Performance anxiety & ED medication

As it pertains to battling the physical effects of sexual performance anxiety, there are treatment options available to help you to get an erection and keep it. However, ED treatments will not help the state of mind that can trigger an SPA episode. Many therapists encourage the use of ED treatments, as a way to reduce the stress of feeling like you can't fail. Just knowing that a little extra help is in the draw next to the bed can help to lower stress levels and reduce anxeity. Once you’ve worked to overcome the negative feelings that cause SPA, you may find that you no longer need treatment to assist your healthy sex drive.

The most popular ED medications include: 

  • Viagra. Also known by the generic name sildenafil tablets, or ‘the little blue pill,’ Viagra works by enhancing blood flow to the penis. This fast-acting medication begins to work within 60 minutes, and the effects can last for 3-4 hours.
  • Cialis.  An effective aid in combating the effects of ED, Cialis is available in 2.5 & 5mg doses (called Cialis Daily), where the effects are ongoing allowing for spontaneous sex. Cialis 10mg and 20 mg doses (called Cialis 36 hour – or 'the weekend pill’), is taken around 30 minutes before sex and can last for up to 36 hours.

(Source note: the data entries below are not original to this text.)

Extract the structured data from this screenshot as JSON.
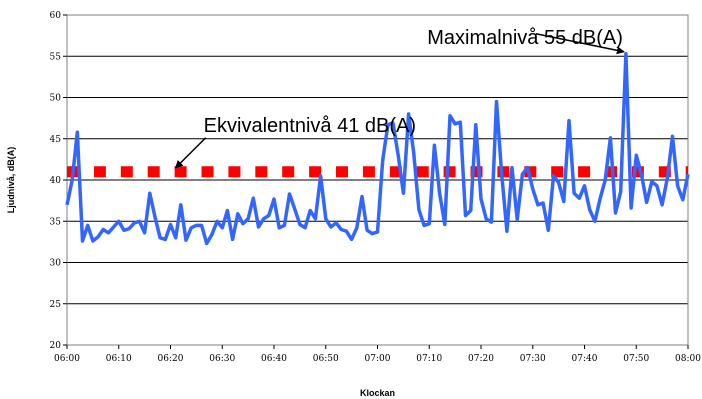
{
  "chart_data": {
    "type": "line",
    "xlabel": "Klockan",
    "ylabel": "Ljudnivå, dB(A)",
    "ylim": [
      20,
      60
    ],
    "yticks": [
      20,
      25,
      30,
      35,
      40,
      45,
      50,
      55,
      60
    ],
    "xlim_minutes_of_day": [
      360,
      480
    ],
    "xtick_labels": [
      "06:00",
      "06:10",
      "06:20",
      "06:30",
      "06:40",
      "06:50",
      "07:00",
      "07:10",
      "07:20",
      "07:30",
      "07:40",
      "07:50",
      "08:00"
    ],
    "grid": "horizontal",
    "legend": "none",
    "series": [
      {
        "color": "#3366ff",
        "style": "solid",
        "x_start": "06:00",
        "x_step_minutes": 1,
        "values": [
          37,
          40,
          45.8,
          32.6,
          34.5,
          32.6,
          33.1,
          34,
          33.6,
          34.3,
          35,
          33.9,
          34.1,
          34.8,
          35,
          33.6,
          38.4,
          35.5,
          33,
          32.8,
          34.6,
          33,
          37,
          32.7,
          34.2,
          34.5,
          34.5,
          32.3,
          33.4,
          35,
          34.2,
          36.3,
          32.8,
          35.9,
          34.7,
          35.3,
          37.8,
          34.3,
          35.3,
          35.7,
          37.7,
          34.2,
          34.5,
          38.3,
          36.5,
          34.6,
          34.2,
          36.3,
          35.3,
          40.5,
          35.3,
          34.3,
          34.8,
          34,
          33.8,
          32.8,
          34.2,
          38,
          33.9,
          33.5,
          33.7,
          42.4,
          46.7,
          46.9,
          43,
          38.4,
          48,
          43.3,
          36.4,
          34.5,
          34.7,
          44.2,
          38.4,
          34.6,
          47.8,
          46.8,
          47,
          35.7,
          36.3,
          46.7,
          37.7,
          35.3,
          34.9,
          49.5,
          40.7,
          33.8,
          41.5,
          35.2,
          40.7,
          41.5,
          38.9,
          37,
          37.2,
          33.9,
          40.5,
          39.7,
          37.4,
          47.2,
          38.4,
          37.8,
          39.3,
          36.4,
          35,
          37.7,
          40,
          45.1,
          36,
          38.6,
          55.3,
          36.6,
          43,
          40.7,
          37.3,
          39.8,
          39.3,
          37,
          40.2,
          45.3,
          39.3,
          37.6,
          40.7
        ]
      },
      {
        "color": "#ff0000",
        "style": "dashed-squares",
        "values_constant": 41
      }
    ],
    "annotations": [
      {
        "text": "Maximalnivå 55 dB(A)",
        "points_to_time": "07:48",
        "points_to_value": 55.3
      },
      {
        "text": "Ekvivalentnivå 41 dB(A)",
        "points_to_time": "06:21",
        "points_to_value": 41
      }
    ]
  }
}
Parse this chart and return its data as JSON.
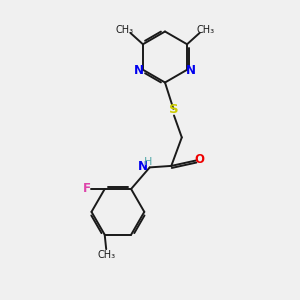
{
  "bg_color": "#f0f0f0",
  "bond_color": "#1a1a1a",
  "n_color": "#0000ee",
  "o_color": "#ee0000",
  "s_color": "#cccc00",
  "f_color": "#dd44aa",
  "h_color": "#55aaaa",
  "text_color": "#1a1a1a",
  "figsize": [
    3.0,
    3.0
  ],
  "dpi": 100,
  "xlim": [
    0,
    10
  ],
  "ylim": [
    0,
    10
  ]
}
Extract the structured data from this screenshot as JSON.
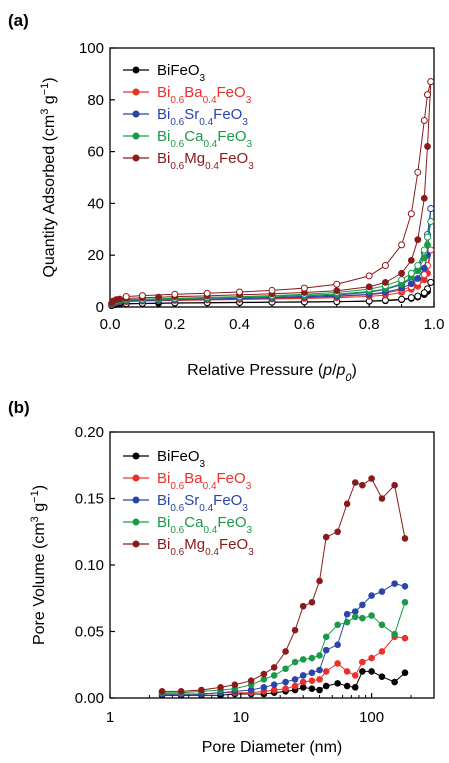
{
  "chart_data": [
    {
      "type": "scatter",
      "panel_label": "(a)",
      "xlabel": {
        "prefix": "Relative Pressure (",
        "var": "p",
        "sep": "/",
        "var2": "p",
        "sub": "0",
        "suffix": ")"
      },
      "ylabel": {
        "prefix": "Quantity Adsorbed (cm",
        "sup": "3",
        "mid": " g",
        "sup2": "−1",
        "suffix": ")"
      },
      "xlim": [
        0,
        1
      ],
      "ylim": [
        0,
        100
      ],
      "xticks": [
        0,
        0.2,
        0.4,
        0.6,
        0.8,
        1.0
      ],
      "xtick_labels": [
        "0.0",
        "0.2",
        "0.4",
        "0.6",
        "0.8",
        "1.0"
      ],
      "yticks": [
        0,
        20,
        40,
        60,
        80,
        100
      ],
      "ytick_labels": [
        "0",
        "20",
        "40",
        "60",
        "80",
        "100"
      ],
      "legend_position": "top-left",
      "series": [
        {
          "name": "BiFeO3",
          "color": "#000000",
          "adsorption": {
            "x": [
              0.005,
              0.01,
              0.02,
              0.03,
              0.05,
              0.1,
              0.15,
              0.2,
              0.3,
              0.4,
              0.5,
              0.6,
              0.7,
              0.8,
              0.85,
              0.9,
              0.93,
              0.95,
              0.97,
              0.98,
              0.99
            ],
            "y": [
              0.5,
              0.8,
              1.0,
              1.1,
              1.2,
              1.3,
              1.4,
              1.5,
              1.6,
              1.7,
              1.8,
              1.9,
              2.0,
              2.2,
              2.4,
              2.8,
              3.3,
              3.8,
              4.8,
              6.0,
              9.5
            ]
          },
          "desorption": {
            "x": [
              0.99,
              0.98,
              0.97,
              0.95,
              0.93,
              0.9,
              0.85,
              0.8,
              0.7,
              0.6,
              0.5,
              0.4,
              0.3,
              0.2,
              0.1,
              0.05
            ],
            "y": [
              9.5,
              7.0,
              5.5,
              4.2,
              3.6,
              3.0,
              2.6,
              2.3,
              2.1,
              2.0,
              1.9,
              1.8,
              1.7,
              1.6,
              1.4,
              1.3
            ]
          }
        },
        {
          "name": "Bi0.6Ba0.4FeO3",
          "color": "#e8312a",
          "adsorption": {
            "x": [
              0.005,
              0.01,
              0.02,
              0.03,
              0.05,
              0.1,
              0.15,
              0.2,
              0.3,
              0.4,
              0.5,
              0.6,
              0.7,
              0.8,
              0.85,
              0.9,
              0.93,
              0.95,
              0.97,
              0.98,
              0.99
            ],
            "y": [
              0.9,
              1.4,
              1.8,
              2.0,
              2.1,
              2.3,
              2.4,
              2.5,
              2.7,
              2.9,
              3.1,
              3.3,
              3.6,
              4.1,
              4.6,
              5.6,
              6.8,
              8.0,
              10.5,
              13.0,
              22.0
            ]
          },
          "desorption": {
            "x": [
              0.99,
              0.98,
              0.97,
              0.95,
              0.93,
              0.9,
              0.85,
              0.8,
              0.7,
              0.6,
              0.5,
              0.4,
              0.3,
              0.2,
              0.1,
              0.05
            ],
            "y": [
              22.0,
              16.0,
              12.5,
              9.5,
              7.8,
              6.6,
              5.4,
              4.7,
              4.0,
              3.6,
              3.3,
              3.1,
              2.9,
              2.7,
              2.4,
              2.2
            ]
          }
        },
        {
          "name": "Bi0.6Sr0.4FeO3",
          "color": "#2a44a8",
          "adsorption": {
            "x": [
              0.005,
              0.01,
              0.02,
              0.03,
              0.05,
              0.1,
              0.15,
              0.2,
              0.3,
              0.4,
              0.5,
              0.6,
              0.7,
              0.8,
              0.85,
              0.9,
              0.93,
              0.95,
              0.97,
              0.98,
              0.99
            ],
            "y": [
              1.0,
              1.5,
              2.0,
              2.2,
              2.3,
              2.5,
              2.6,
              2.8,
              3.0,
              3.2,
              3.5,
              3.8,
              4.2,
              4.9,
              5.7,
              7.2,
              9.0,
              11.0,
              15.0,
              20.0,
              38.0
            ]
          },
          "desorption": {
            "x": [
              0.99,
              0.98,
              0.97,
              0.95,
              0.93,
              0.9,
              0.85,
              0.8,
              0.7,
              0.6,
              0.5,
              0.4,
              0.3,
              0.2,
              0.1,
              0.05
            ],
            "y": [
              38.0,
              28.0,
              21.0,
              14.5,
              11.0,
              8.6,
              6.8,
              5.7,
              4.6,
              4.1,
              3.7,
              3.4,
              3.1,
              2.9,
              2.6,
              2.4
            ]
          }
        },
        {
          "name": "Bi0.6Ca0.4FeO3",
          "color": "#1a9a48",
          "adsorption": {
            "x": [
              0.005,
              0.01,
              0.02,
              0.03,
              0.05,
              0.1,
              0.15,
              0.2,
              0.3,
              0.4,
              0.5,
              0.6,
              0.7,
              0.8,
              0.85,
              0.9,
              0.93,
              0.95,
              0.97,
              0.98,
              0.99
            ],
            "y": [
              1.2,
              1.8,
              2.3,
              2.5,
              2.7,
              2.9,
              3.0,
              3.2,
              3.5,
              3.8,
              4.1,
              4.5,
              5.0,
              6.0,
              7.0,
              9.0,
              11.5,
              14.0,
              19.0,
              24.0,
              33.0
            ]
          },
          "desorption": {
            "x": [
              0.99,
              0.98,
              0.97,
              0.95,
              0.93,
              0.9,
              0.85,
              0.8,
              0.7,
              0.6,
              0.5,
              0.4,
              0.3,
              0.2,
              0.1,
              0.05
            ],
            "y": [
              33.0,
              27.0,
              22.0,
              16.0,
              13.0,
              10.5,
              8.2,
              6.9,
              5.6,
              4.9,
              4.4,
              4.0,
              3.7,
              3.4,
              3.0,
              2.8
            ]
          }
        },
        {
          "name": "Bi0.6Mg0.4FeO3",
          "color": "#8b1a1a",
          "adsorption": {
            "x": [
              0.005,
              0.01,
              0.02,
              0.03,
              0.05,
              0.1,
              0.15,
              0.2,
              0.3,
              0.4,
              0.5,
              0.6,
              0.7,
              0.8,
              0.85,
              0.9,
              0.93,
              0.95,
              0.97,
              0.98,
              0.99
            ],
            "y": [
              1.5,
              2.3,
              2.9,
              3.1,
              3.3,
              3.6,
              3.8,
              4.0,
              4.3,
              4.7,
              5.1,
              5.6,
              6.3,
              7.8,
              9.5,
              13.0,
              18.0,
              26.0,
              42.0,
              62.0,
              87.0
            ]
          },
          "desorption": {
            "x": [
              0.99,
              0.98,
              0.97,
              0.95,
              0.93,
              0.9,
              0.85,
              0.8,
              0.7,
              0.6,
              0.5,
              0.4,
              0.3,
              0.2,
              0.1,
              0.05
            ],
            "y": [
              87.0,
              82.0,
              72.0,
              52.0,
              36.0,
              24.0,
              16.0,
              12.0,
              8.8,
              7.3,
              6.4,
              5.8,
              5.3,
              4.9,
              4.4,
              4.0
            ]
          }
        }
      ]
    },
    {
      "type": "line",
      "panel_label": "(b)",
      "xscale": "log",
      "xlabel": {
        "text": "Pore Diameter (nm)"
      },
      "ylabel": {
        "prefix": "Pore Volume (cm",
        "sup": "3",
        "mid": " g",
        "sup2": "−1",
        "suffix": ")"
      },
      "xlim": [
        1,
        300
      ],
      "ylim": [
        0,
        0.2
      ],
      "xticks": [
        1,
        10,
        100
      ],
      "xtick_labels": [
        "1",
        "10",
        "100"
      ],
      "yticks": [
        0,
        0.05,
        0.1,
        0.15,
        0.2
      ],
      "ytick_labels": [
        "0.00",
        "0.05",
        "0.10",
        "0.15",
        "0.20"
      ],
      "legend_position": "top-left",
      "series": [
        {
          "name": "BiFeO3",
          "color": "#000000",
          "x": [
            2.5,
            3.5,
            5,
            7,
            9,
            12,
            15,
            18,
            22,
            26,
            30,
            35,
            40,
            45,
            55,
            65,
            75,
            85,
            100,
            120,
            150,
            180
          ],
          "y": [
            0.002,
            0.002,
            0.002,
            0.002,
            0.003,
            0.003,
            0.003,
            0.004,
            0.005,
            0.006,
            0.008,
            0.007,
            0.006,
            0.009,
            0.011,
            0.009,
            0.008,
            0.02,
            0.02,
            0.016,
            0.012,
            0.019
          ]
        },
        {
          "name": "Bi0.6Ba0.4FeO3",
          "color": "#e8312a",
          "x": [
            2.5,
            3.5,
            5,
            7,
            9,
            12,
            15,
            18,
            22,
            26,
            30,
            35,
            40,
            45,
            55,
            65,
            75,
            85,
            100,
            120,
            150,
            180
          ],
          "y": [
            0.003,
            0.003,
            0.003,
            0.004,
            0.004,
            0.004,
            0.005,
            0.006,
            0.007,
            0.009,
            0.012,
            0.013,
            0.014,
            0.02,
            0.026,
            0.02,
            0.017,
            0.027,
            0.03,
            0.035,
            0.046,
            0.045
          ]
        },
        {
          "name": "Bi0.6Sr0.4FeO3",
          "color": "#2a44a8",
          "x": [
            2.5,
            3.5,
            5,
            7,
            9,
            12,
            15,
            18,
            22,
            26,
            30,
            35,
            40,
            45,
            55,
            65,
            75,
            85,
            100,
            120,
            150,
            180
          ],
          "y": [
            0.003,
            0.003,
            0.003,
            0.004,
            0.005,
            0.006,
            0.008,
            0.01,
            0.012,
            0.014,
            0.017,
            0.019,
            0.021,
            0.036,
            0.04,
            0.063,
            0.065,
            0.07,
            0.077,
            0.08,
            0.086,
            0.084
          ]
        },
        {
          "name": "Bi0.6Ca0.4FeO3",
          "color": "#1a9a48",
          "x": [
            2.5,
            3.5,
            5,
            7,
            9,
            12,
            15,
            18,
            22,
            26,
            30,
            35,
            40,
            45,
            55,
            65,
            75,
            85,
            100,
            120,
            150,
            180
          ],
          "y": [
            0.004,
            0.004,
            0.005,
            0.006,
            0.007,
            0.01,
            0.014,
            0.017,
            0.022,
            0.027,
            0.029,
            0.03,
            0.032,
            0.046,
            0.055,
            0.057,
            0.061,
            0.06,
            0.062,
            0.055,
            0.048,
            0.072
          ]
        },
        {
          "name": "Bi0.6Mg0.4FeO3",
          "color": "#8b1a1a",
          "x": [
            2.5,
            3.5,
            5,
            7,
            9,
            12,
            15,
            18,
            22,
            26,
            30,
            35,
            40,
            45,
            55,
            65,
            75,
            85,
            100,
            120,
            150,
            180
          ],
          "y": [
            0.005,
            0.005,
            0.006,
            0.008,
            0.01,
            0.013,
            0.018,
            0.023,
            0.035,
            0.051,
            0.069,
            0.072,
            0.088,
            0.121,
            0.125,
            0.146,
            0.162,
            0.16,
            0.165,
            0.15,
            0.16,
            0.12
          ]
        }
      ]
    }
  ]
}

It is also available in a generic form called tadalafil tablets.
  • Levitra. This is the recommended treatment option for diabetics. Taken around 30 minutes before sex, the effects can last for up to 5 hours. It is also available as a generic from, known as vardenafil tablets.


Once you break the cycle, it gets easier

Overcoming sexual performance anxiety can be difficult at first, but once you’ve identified the triggers that exacerbate the condition, you can begin to work on methods to overcome it. SPA is a treatable ailment, one that can get over by adopting a healthy lifestyle and change in mindset.

The more you practice the methods that enhance your ability to relax and enjoy sexual intimacy, the more confident you’ll become when new encounters and situations arise. The positive momentum associated with renewed confidence can have a tremendous effect on your ability to rise to the occasion, pleasing your partner – and, just as importantly – yourself.

Whilst all of our content is written and reviewed by healthcare professionals, it is not intended to be substituted for or used as medical advice. If you have any questions or concerns about your health, please speak to your doctor.